The series comes from former novelist Nic Pizzolatto, who plans future seasons that will feature wholly different stories and casts, in the tradition of the pulpy tales once published under the title.

It’s the kind of addiction that will make the week seem long as you await the next.

Part of the pleasure is McConaughey’s spaced out, intense, philosophical character who changes so shockingly. As he told writers at the TV Critics Association winter press tour this week, “Who is he in ’95? Here’s a guy who is coming back on to a case, just barely hanging onto the rails. He needs a case to keep his shit together, literally. 2012, he’s off the rails. He’s cashed in. He’s fallen prey to his own beliefs. And every day that he’s alive is another day of penance in this indentured servitude he calls life. So yeah, it’s a comedy.”

“What happened in the 17 year interim to these two men?” McConaughey continues. “You’re going to find out. Am I telling the truth? Is what he’s telling the truth? Where are our stories the same? Where do they veer from what really happened? That’s the fun basically, what happened in that 17 years and how we’re connected is really the fun of the eight episodes.”

Of McConaughey’s role, Harrelson said, “I can’t imagine anybody playing that part better, you know. It was just it was phenomenal, you know. And so he played a much different role from what I’ve ever seen him play before, but I think he knocked it out of the park.”
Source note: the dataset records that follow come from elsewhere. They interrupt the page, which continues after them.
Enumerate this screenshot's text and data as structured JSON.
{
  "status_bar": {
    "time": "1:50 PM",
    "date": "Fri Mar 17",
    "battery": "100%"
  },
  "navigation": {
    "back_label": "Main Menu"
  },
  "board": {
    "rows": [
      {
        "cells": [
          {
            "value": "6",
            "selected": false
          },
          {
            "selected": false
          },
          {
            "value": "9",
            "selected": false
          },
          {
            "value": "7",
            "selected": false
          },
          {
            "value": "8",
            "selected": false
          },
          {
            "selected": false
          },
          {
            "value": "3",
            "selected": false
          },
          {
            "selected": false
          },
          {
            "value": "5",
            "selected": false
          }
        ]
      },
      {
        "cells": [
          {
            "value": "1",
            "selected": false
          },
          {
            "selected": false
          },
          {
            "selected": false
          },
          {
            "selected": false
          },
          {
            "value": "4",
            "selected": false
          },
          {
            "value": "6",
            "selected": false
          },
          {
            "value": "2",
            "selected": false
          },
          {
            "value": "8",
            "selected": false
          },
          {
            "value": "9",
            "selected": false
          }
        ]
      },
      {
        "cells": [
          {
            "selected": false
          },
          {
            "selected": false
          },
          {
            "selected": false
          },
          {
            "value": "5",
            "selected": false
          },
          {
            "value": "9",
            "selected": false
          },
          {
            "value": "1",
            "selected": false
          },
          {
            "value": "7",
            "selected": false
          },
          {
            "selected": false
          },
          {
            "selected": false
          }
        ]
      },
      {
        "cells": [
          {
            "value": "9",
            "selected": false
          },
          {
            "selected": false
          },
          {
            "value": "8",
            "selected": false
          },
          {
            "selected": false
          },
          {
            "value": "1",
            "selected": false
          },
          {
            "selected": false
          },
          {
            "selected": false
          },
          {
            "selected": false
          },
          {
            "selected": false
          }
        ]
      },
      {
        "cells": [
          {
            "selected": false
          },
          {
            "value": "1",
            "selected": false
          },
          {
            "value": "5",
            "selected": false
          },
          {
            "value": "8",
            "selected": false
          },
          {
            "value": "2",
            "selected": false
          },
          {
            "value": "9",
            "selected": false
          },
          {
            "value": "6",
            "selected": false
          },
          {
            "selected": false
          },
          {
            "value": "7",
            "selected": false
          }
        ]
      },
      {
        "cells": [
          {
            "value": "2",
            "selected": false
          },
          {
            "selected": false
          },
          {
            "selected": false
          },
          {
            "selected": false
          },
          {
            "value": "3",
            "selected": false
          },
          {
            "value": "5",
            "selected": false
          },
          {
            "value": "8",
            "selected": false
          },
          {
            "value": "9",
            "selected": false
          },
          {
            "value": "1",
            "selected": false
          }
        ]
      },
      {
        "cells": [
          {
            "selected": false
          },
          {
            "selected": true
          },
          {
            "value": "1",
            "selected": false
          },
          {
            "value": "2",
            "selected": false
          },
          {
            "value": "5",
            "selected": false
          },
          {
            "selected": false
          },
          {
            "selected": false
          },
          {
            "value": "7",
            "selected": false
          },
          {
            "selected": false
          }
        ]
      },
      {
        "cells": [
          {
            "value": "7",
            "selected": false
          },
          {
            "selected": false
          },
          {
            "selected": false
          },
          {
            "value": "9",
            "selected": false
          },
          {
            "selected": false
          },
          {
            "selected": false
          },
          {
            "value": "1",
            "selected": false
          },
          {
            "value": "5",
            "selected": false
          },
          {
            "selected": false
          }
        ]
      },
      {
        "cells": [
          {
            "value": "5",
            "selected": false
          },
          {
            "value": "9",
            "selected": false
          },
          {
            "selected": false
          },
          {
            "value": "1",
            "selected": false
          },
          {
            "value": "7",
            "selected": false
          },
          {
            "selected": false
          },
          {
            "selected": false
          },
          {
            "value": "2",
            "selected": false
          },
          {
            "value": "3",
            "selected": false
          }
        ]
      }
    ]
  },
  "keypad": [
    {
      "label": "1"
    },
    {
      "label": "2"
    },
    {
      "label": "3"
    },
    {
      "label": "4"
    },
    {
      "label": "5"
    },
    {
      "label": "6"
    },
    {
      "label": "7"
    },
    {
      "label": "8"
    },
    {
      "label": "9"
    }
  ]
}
The two got the usual questions about movie stars doing television, but McConaughey didn’t see it that way.
“Some of the best drama going on has been on television,” he said. But he looked at “True Detective” as a movie anyway. “It was a 450 page film, is what it was. It was also finite. It didn’t mean we had to come back this year, next year if we were under contract. It was finite. So in that way it was exactly a 450 page film script.”
Pizzolatto won’t hint on where future seasons of “True Detective” would go. But he did say, ” I think you can count on if we got to do it again, the setting would be a major character, along with our leads, that we’re generally concerned with the places that don’t get much press and where you wouldn’t normally set a television show.”
Pizzolatto says, “I tried to make the format as broad for my tastes as possible in the sense that, yes, this is almost the ‘True Detective’ version of a buddy cop movie hunting for a serial killer. And in that way, it even touches on a lot of those tropes while, I hope, subverting and making them entirely new through the character work.
“There could be a season that’s much more of a widespread conspiracy thriller, a season that’s a small town murder mystery, a season where nobody is murdered and it’s a master criminal versus a rogue detective or something,” he says. “Even the title, ‘True Detective,’ is meant to be, of course, purposefully somewhat generic before you even get to the there are deeper indications.
“The word ‘true’ can also mean honorable and authentic and things like that. But all the previous incarnations of anything titled ‘True Detective’ was an anthology; right? So as long as there is some crime in there, I think the series format can approach it. I mean, theoretically you could tell Faulkner’s ‘Absalom Absalom!’ as a season of ‘True Detective’ because it’s told as a mystery story.”